They stopped at a first-class hotel in Charleston, where the young planter and his body servant were treated, as the house was wont to treat the chivalry. They stopped also at a similar hotel in Richmond, and with like results.
They knew that they must pass through Baltimore, but they did not know the obstacles that they would have to surmount in the Monumental City. They proceeded to the depot in the usual manner, and the servant asked for tickets for his master and self. Of course the master could have a ticket, but “bonds will have to be entered before you can get a ticket,” said the ticket master. “It is the rule of this office to require bonds for all negroes applying for tickets to go North, and none but gentlemen of well-known responsibility will be taken,” further explained the ticket master.
The servant replied, that he knew “nothing about that”—that he was “simply traveling with his young master to take care of him—he being in a very delicate state of health, so much so, that fears were entertained that he might not be able to hold out to reach Philadelphia, where he was hastening for medical treatment,” and ended his reply by saying, “my master can’t be detained.” Without further parley, the ticket master very obligingly waived the old “rule,” and furnished the requisite tickets. The mountain being thus removed, the young planter and his faithful servant were safely in the cars for the city of Brotherly Love.

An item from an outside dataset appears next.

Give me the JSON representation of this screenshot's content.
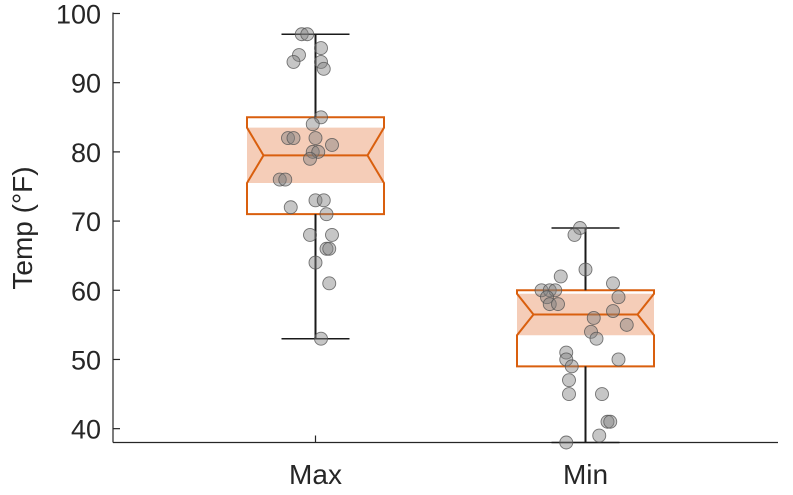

Scarcely had they arrived on free soil when the rheumatism departed—the right arm was unslung—the toothache was gone—the beardless face was unmuffled—the deaf heard and spoke—the blind saw—and the lame leaped as an hart, and in the presence of a few astonished friends of the slave, the facts of this unparalleled Underground Rail Road feat were fully established by the most unquestionable evidence.
The constant strain and pressure on Ellen’s nerves, however, had tried her severely, so much so, that for days afterwards, she was physically very much prostrated, although joy and gladness beamed from her eyes, which bespoke inexpressible delight within.
Never can the writer forget the impression made by their arrival. Even now, after a lapse of nearly a quarter of a century, it is easy to picture them in a private room, surrounded by a few friends—Ellen in her fine suit of black, with her cloak and high-heeled boots, looking, in every respect, like a young gentleman; in an hour after having dropped her male attire, and assumed the habiliments of her sex the feminine only was visible in every line and feature of her structure.
Her husband, William, was thoroughly colored, but was a man of marked natural abilities, of good manners, and full of pluck, and possessed of perceptive faculties very large.